Schedule 4 to this Act (effect of charges to betterment levy on charges to tax under Schedules A and D) shall have effect.

89Non-residents

(1)Section 78 of the Taxes Management Act 1970 (taxation of non-residents in name of agent) shall not apply to tax on profits or gains chargeable to tax under Schedule A, or on any of the profits or gains chargeable under Case VI of Schedule D—

(a)in a case falling within paragraph 4 of Schedule A, or

(b)which arise under the terms of a lease, but to a person other than the landlord, or otherwise arise out of any disposition or contract such that if they arose to the person making it they would be chargeable under Schedule A,

where payment is made (whether in the United Kingdom or elsewhere) directly to a person whose usual place of abode is outside the United Kingdom, but section 53 of this Act shall apply in relation to the payment as it applies to annual payments charged with tax under Case III of Schedule D and not payable out of profits or gains brought into charge to income tax.

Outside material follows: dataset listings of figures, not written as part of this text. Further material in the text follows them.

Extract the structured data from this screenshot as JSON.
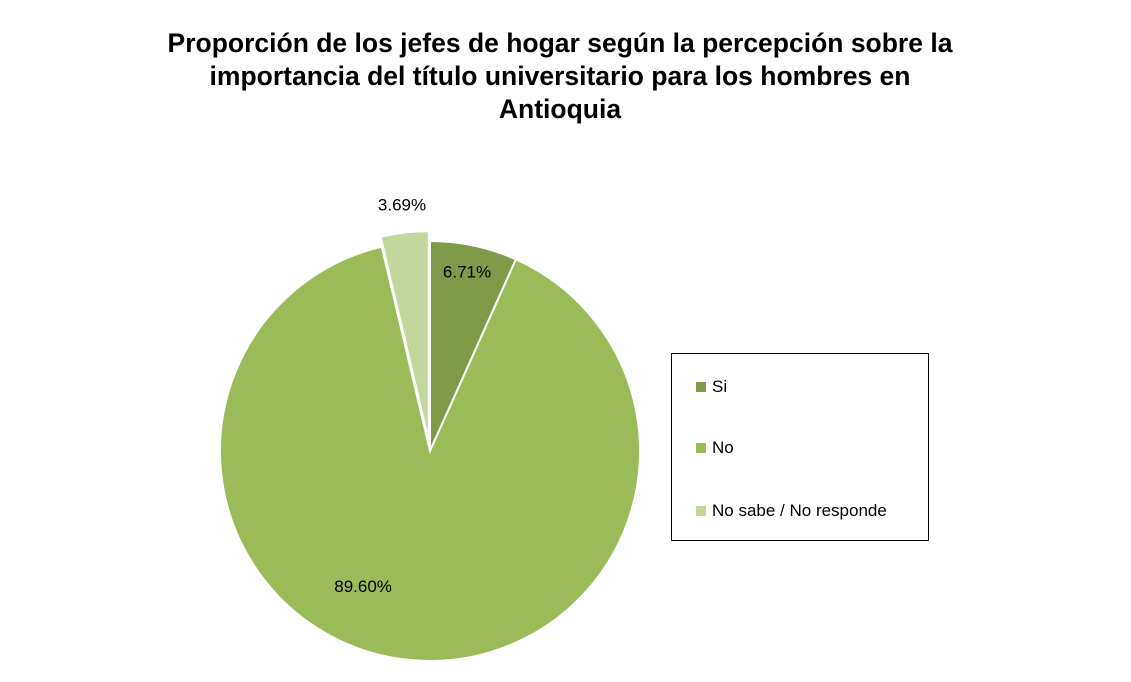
{
  "chart_data": {
    "type": "pie",
    "title_lines": [
      "Proporción de los jefes de hogar según la percepción sobre la",
      "importancia del título universitario para los hombres en",
      "Antioquia"
    ],
    "slices": [
      {
        "label": "Si",
        "value": 6.71,
        "display": "6.71%",
        "color": "#7f9a48",
        "exploded": false
      },
      {
        "label": "No",
        "value": 89.6,
        "display": "89.60%",
        "color": "#9bbb59",
        "exploded": false
      },
      {
        "label": "No sabe / No responde",
        "value": 3.69,
        "display": "3.69%",
        "color": "#c3d69b",
        "exploded": true
      }
    ],
    "start_angle": "12 o'clock",
    "direction": "clockwise",
    "legend_position": "right"
  }
}
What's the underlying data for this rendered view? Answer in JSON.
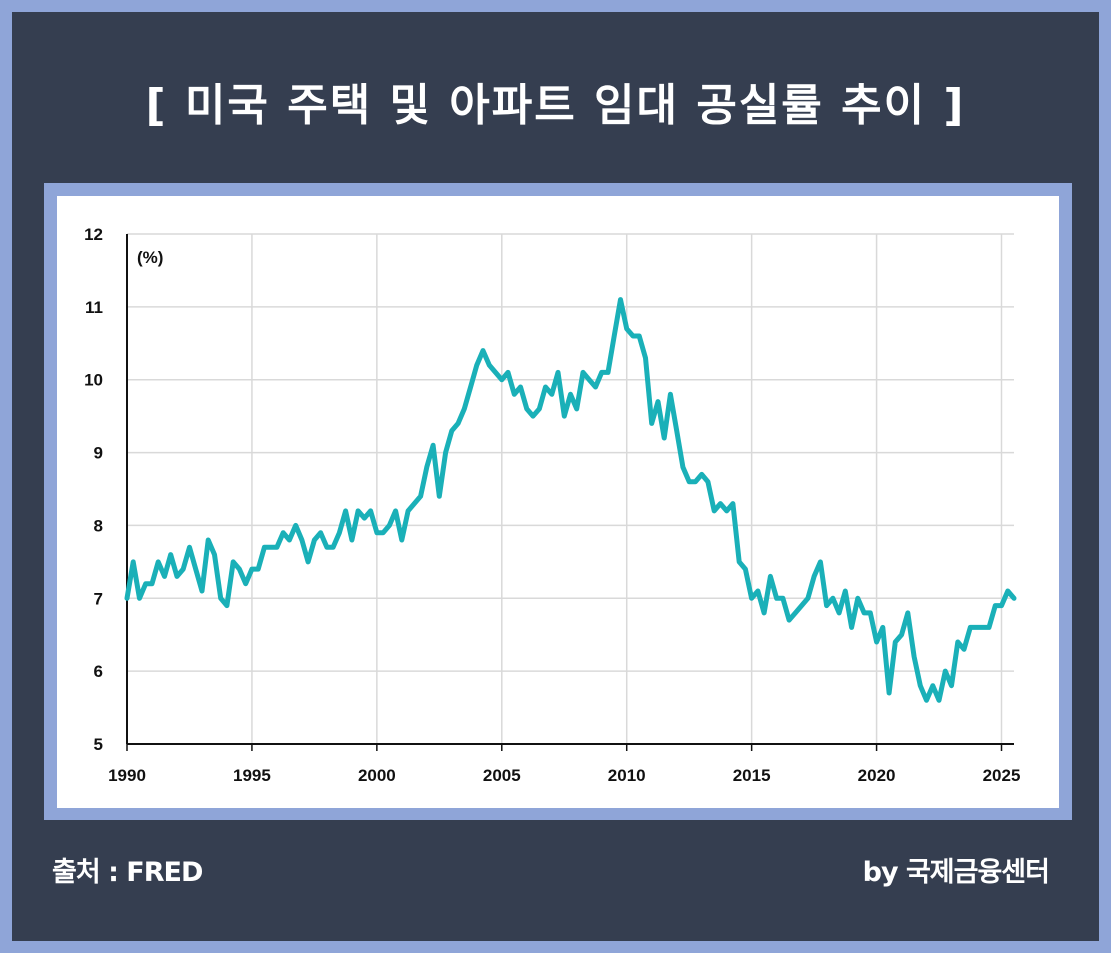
{
  "title": "[ 미국 주택 및 아파트 임대 공실률 추이 ]",
  "footer": {
    "source": "출처 : FRED",
    "credit": "by 국제금융센터"
  },
  "colors": {
    "line": "#1ab0b8",
    "panel": "#353e50",
    "frame": "#8fa5d8",
    "grid": "#d9d9d9"
  },
  "chart_data": {
    "type": "line",
    "title": "",
    "xlabel": "",
    "ylabel": "(%)",
    "xlim": [
      1990,
      2025.5
    ],
    "ylim": [
      5,
      12
    ],
    "x_ticks": [
      1990,
      1995,
      2000,
      2005,
      2010,
      2015,
      2020,
      2025
    ],
    "y_ticks": [
      5,
      6,
      7,
      8,
      9,
      10,
      11,
      12
    ],
    "grid": true,
    "series": [
      {
        "name": "",
        "points": [
          [
            1990.0,
            7.0
          ],
          [
            1990.25,
            7.5
          ],
          [
            1990.5,
            7.0
          ],
          [
            1990.75,
            7.2
          ],
          [
            1991.0,
            7.2
          ],
          [
            1991.25,
            7.5
          ],
          [
            1991.5,
            7.3
          ],
          [
            1991.75,
            7.6
          ],
          [
            1992.0,
            7.3
          ],
          [
            1992.25,
            7.4
          ],
          [
            1992.5,
            7.7
          ],
          [
            1992.75,
            7.4
          ],
          [
            1993.0,
            7.1
          ],
          [
            1993.25,
            7.8
          ],
          [
            1993.5,
            7.6
          ],
          [
            1993.75,
            7.0
          ],
          [
            1994.0,
            6.9
          ],
          [
            1994.25,
            7.5
          ],
          [
            1994.5,
            7.4
          ],
          [
            1994.75,
            7.2
          ],
          [
            1995.0,
            7.4
          ],
          [
            1995.25,
            7.4
          ],
          [
            1995.5,
            7.7
          ],
          [
            1995.75,
            7.7
          ],
          [
            1996.0,
            7.7
          ],
          [
            1996.25,
            7.9
          ],
          [
            1996.5,
            7.8
          ],
          [
            1996.75,
            8.0
          ],
          [
            1997.0,
            7.8
          ],
          [
            1997.25,
            7.5
          ],
          [
            1997.5,
            7.8
          ],
          [
            1997.75,
            7.9
          ],
          [
            1998.0,
            7.7
          ],
          [
            1998.25,
            7.7
          ],
          [
            1998.5,
            7.9
          ],
          [
            1998.75,
            8.2
          ],
          [
            1999.0,
            7.8
          ],
          [
            1999.25,
            8.2
          ],
          [
            1999.5,
            8.1
          ],
          [
            1999.75,
            8.2
          ],
          [
            2000.0,
            7.9
          ],
          [
            2000.25,
            7.9
          ],
          [
            2000.5,
            8.0
          ],
          [
            2000.75,
            8.2
          ],
          [
            2001.0,
            7.8
          ],
          [
            2001.25,
            8.2
          ],
          [
            2001.5,
            8.3
          ],
          [
            2001.75,
            8.4
          ],
          [
            2002.0,
            8.8
          ],
          [
            2002.25,
            9.1
          ],
          [
            2002.5,
            8.4
          ],
          [
            2002.75,
            9.0
          ],
          [
            2003.0,
            9.3
          ],
          [
            2003.25,
            9.4
          ],
          [
            2003.5,
            9.6
          ],
          [
            2003.75,
            9.9
          ],
          [
            2004.0,
            10.2
          ],
          [
            2004.25,
            10.4
          ],
          [
            2004.5,
            10.2
          ],
          [
            2004.75,
            10.1
          ],
          [
            2005.0,
            10.0
          ],
          [
            2005.25,
            10.1
          ],
          [
            2005.5,
            9.8
          ],
          [
            2005.75,
            9.9
          ],
          [
            2006.0,
            9.6
          ],
          [
            2006.25,
            9.5
          ],
          [
            2006.5,
            9.6
          ],
          [
            2006.75,
            9.9
          ],
          [
            2007.0,
            9.8
          ],
          [
            2007.25,
            10.1
          ],
          [
            2007.5,
            9.5
          ],
          [
            2007.75,
            9.8
          ],
          [
            2008.0,
            9.6
          ],
          [
            2008.25,
            10.1
          ],
          [
            2008.5,
            10.0
          ],
          [
            2008.75,
            9.9
          ],
          [
            2009.0,
            10.1
          ],
          [
            2009.25,
            10.1
          ],
          [
            2009.5,
            10.6
          ],
          [
            2009.75,
            11.1
          ],
          [
            2010.0,
            10.7
          ],
          [
            2010.25,
            10.6
          ],
          [
            2010.5,
            10.6
          ],
          [
            2010.75,
            10.3
          ],
          [
            2011.0,
            9.4
          ],
          [
            2011.25,
            9.7
          ],
          [
            2011.5,
            9.2
          ],
          [
            2011.75,
            9.8
          ],
          [
            2012.0,
            9.3
          ],
          [
            2012.25,
            8.8
          ],
          [
            2012.5,
            8.6
          ],
          [
            2012.75,
            8.6
          ],
          [
            2013.0,
            8.7
          ],
          [
            2013.25,
            8.6
          ],
          [
            2013.5,
            8.2
          ],
          [
            2013.75,
            8.3
          ],
          [
            2014.0,
            8.2
          ],
          [
            2014.25,
            8.3
          ],
          [
            2014.5,
            7.5
          ],
          [
            2014.75,
            7.4
          ],
          [
            2015.0,
            7.0
          ],
          [
            2015.25,
            7.1
          ],
          [
            2015.5,
            6.8
          ],
          [
            2015.75,
            7.3
          ],
          [
            2016.0,
            7.0
          ],
          [
            2016.25,
            7.0
          ],
          [
            2016.5,
            6.7
          ],
          [
            2016.75,
            6.8
          ],
          [
            2017.0,
            6.9
          ],
          [
            2017.25,
            7.0
          ],
          [
            2017.5,
            7.3
          ],
          [
            2017.75,
            7.5
          ],
          [
            2018.0,
            6.9
          ],
          [
            2018.25,
            7.0
          ],
          [
            2018.5,
            6.8
          ],
          [
            2018.75,
            7.1
          ],
          [
            2019.0,
            6.6
          ],
          [
            2019.25,
            7.0
          ],
          [
            2019.5,
            6.8
          ],
          [
            2019.75,
            6.8
          ],
          [
            2020.0,
            6.4
          ],
          [
            2020.25,
            6.6
          ],
          [
            2020.5,
            5.7
          ],
          [
            2020.75,
            6.4
          ],
          [
            2021.0,
            6.5
          ],
          [
            2021.25,
            6.8
          ],
          [
            2021.5,
            6.2
          ],
          [
            2021.75,
            5.8
          ],
          [
            2022.0,
            5.6
          ],
          [
            2022.25,
            5.8
          ],
          [
            2022.5,
            5.6
          ],
          [
            2022.75,
            6.0
          ],
          [
            2023.0,
            5.8
          ],
          [
            2023.25,
            6.4
          ],
          [
            2023.5,
            6.3
          ],
          [
            2023.75,
            6.6
          ],
          [
            2024.0,
            6.6
          ],
          [
            2024.25,
            6.6
          ],
          [
            2024.5,
            6.6
          ],
          [
            2024.75,
            6.9
          ],
          [
            2025.0,
            6.9
          ],
          [
            2025.25,
            7.1
          ],
          [
            2025.5,
            7.0
          ]
        ]
      }
    ]
  }
}
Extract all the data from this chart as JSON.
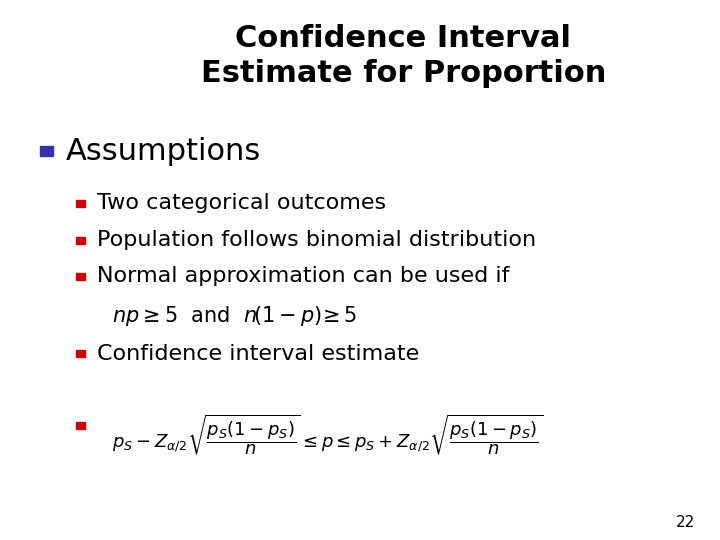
{
  "title_line1": "Confidence Interval",
  "title_line2": "Estimate for Proportion",
  "title_fontsize": 22,
  "title_color": "#000000",
  "background_color": "#ffffff",
  "bullet1_text": "Assumptions",
  "bullet1_color": "#000000",
  "bullet1_fontsize": 22,
  "bullet1_square_color": "#3333AA",
  "sub_bullet_square_color": "#CC0000",
  "sub_bullet_fontsize": 16,
  "sub_bullets": [
    "Two categorical outcomes",
    "Population follows binomial distribution",
    "Normal approximation can be used if"
  ],
  "sub_bullet4": "Confidence interval estimate",
  "page_number": "22",
  "page_number_fontsize": 11,
  "page_number_color": "#000000"
}
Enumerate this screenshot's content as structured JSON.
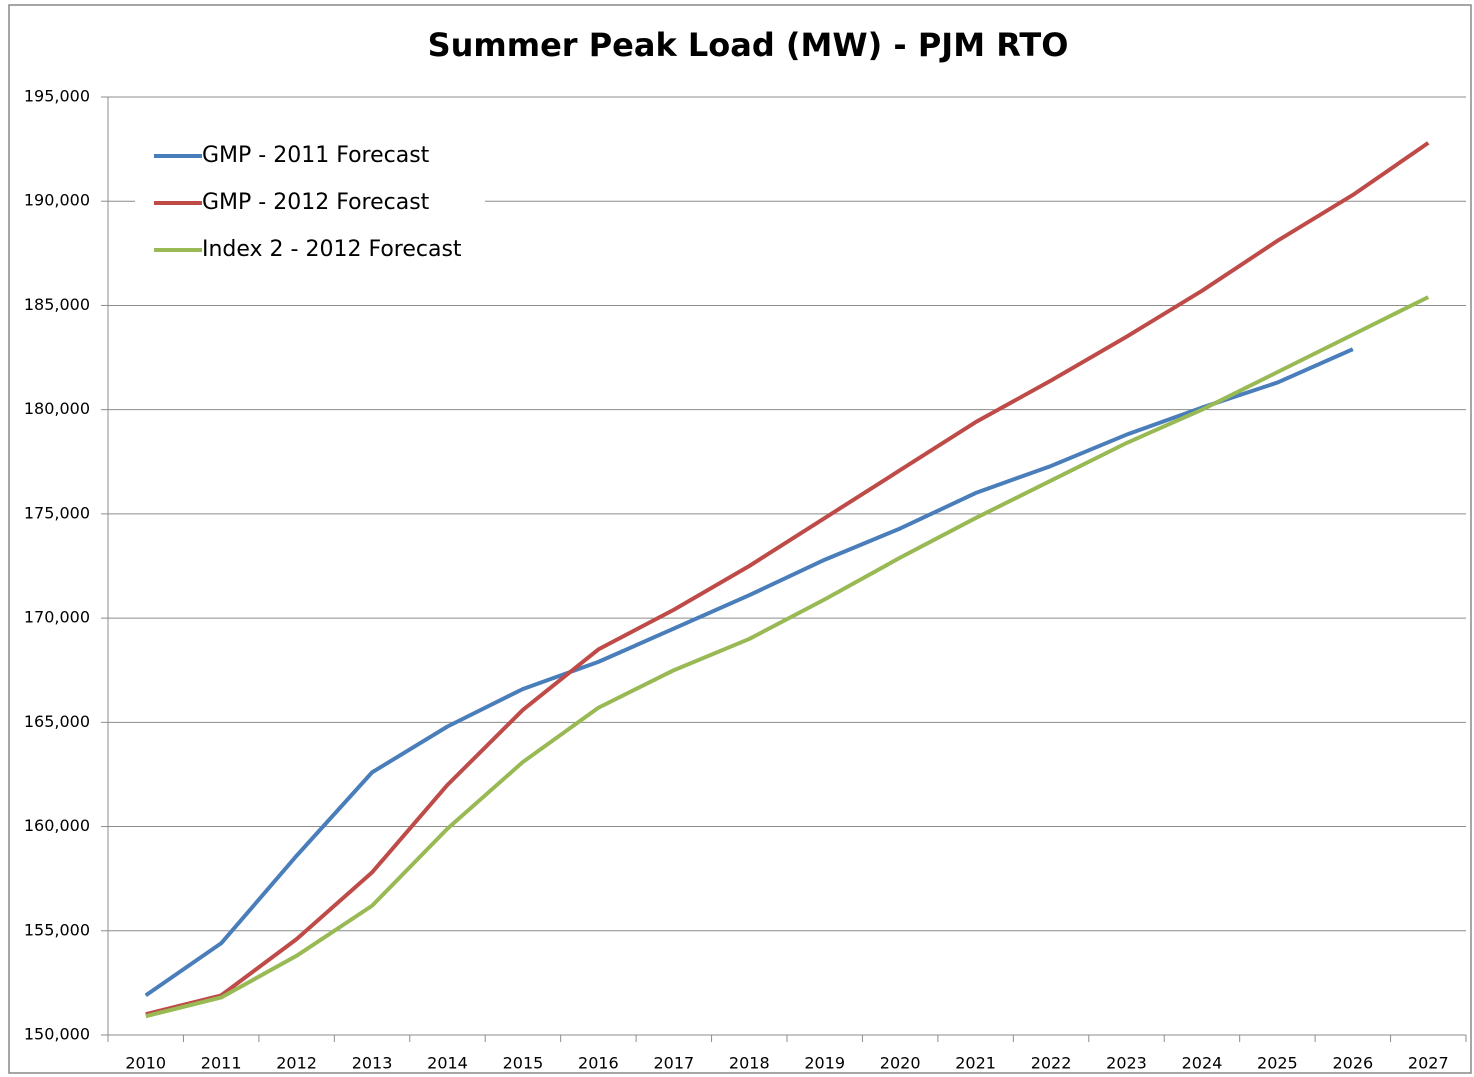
{
  "chart_data": {
    "type": "line",
    "title": "Summer Peak Load (MW) - PJM RTO",
    "categories": [
      "2010",
      "2011",
      "2012",
      "2013",
      "2014",
      "2015",
      "2016",
      "2017",
      "2018",
      "2019",
      "2020",
      "2021",
      "2022",
      "2023",
      "2024",
      "2025",
      "2026",
      "2027"
    ],
    "series": [
      {
        "name": "GMP - 2011 Forecast",
        "color": "#4a7ebb",
        "values": [
          151900,
          154400,
          158600,
          162600,
          164800,
          166600,
          167900,
          169500,
          171100,
          172800,
          174300,
          176000,
          177300,
          178800,
          180100,
          181300,
          182900,
          null
        ]
      },
      {
        "name": "GMP - 2012 Forecast",
        "color": "#be4b48",
        "values": [
          151000,
          151900,
          154600,
          157800,
          162000,
          165600,
          168500,
          170400,
          172500,
          174800,
          177100,
          179400,
          181400,
          183500,
          185700,
          188100,
          190300,
          192800
        ]
      },
      {
        "name": "Index 2 - 2012 Forecast",
        "color": "#98b954",
        "values": [
          150900,
          151800,
          153800,
          156200,
          159900,
          163100,
          165700,
          167500,
          169000,
          170900,
          172900,
          174800,
          176600,
          178400,
          180000,
          181800,
          183600,
          185400
        ]
      }
    ],
    "ylim": [
      150000,
      195000
    ],
    "yticks": [
      {
        "value": 150000,
        "label": "150,000"
      },
      {
        "value": 155000,
        "label": "155,000"
      },
      {
        "value": 160000,
        "label": "160,000"
      },
      {
        "value": 165000,
        "label": "165,000"
      },
      {
        "value": 170000,
        "label": "170,000"
      },
      {
        "value": 175000,
        "label": "175,000"
      },
      {
        "value": 180000,
        "label": "180,000"
      },
      {
        "value": 185000,
        "label": "185,000"
      },
      {
        "value": 190000,
        "label": "190,000"
      },
      {
        "value": 195000,
        "label": "195,000"
      }
    ],
    "grid": true,
    "legend": "top-left"
  }
}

(2)Subsection (1) above shall apply in relation to sums chargeable to tax under Case VI of Schedule D by virtue of any provision of sections 80 to 82 above as it applies to profits or gains chargeable to tax under Schedule A.

(3)Where by virtue of subsection (1) above the income tax chargeable for any year of assessment on a person's profits or gains chargeable to tax under Schedule A or Case VI of Schedule D or both would, apart from this subsection, be greater than the tax which would be chargeable thereon apart from section 69(2) of this Act, then, on a claim in that behalf being made, relief shall be given from the excess, whether by repayment or otherwise.

90Interpretation

(1)In this Part of this Act, except where the context otherwise requires—

(2)For the purposes of this Part of this Act any sum (other than rent) paid on or in connection with the granting of a tenancy shall be presumed to have been paid by way of premium except in so far as other sufficient consideration for the payment is shown to have been given.

(3)In the application of this Part of this Act to Scotland " premium" includes in particular a grassum payable to any landlord or intermediate landlord on the creation of a sublease; and in this subsection "intermediate landlord" means, where an occupying lessee is a sub-lessee, any person for the time being holding the interest of landlord under a sub-lease which comprises the property of which the occupying lessee is sub-lessee, but does not include the immediate landlord.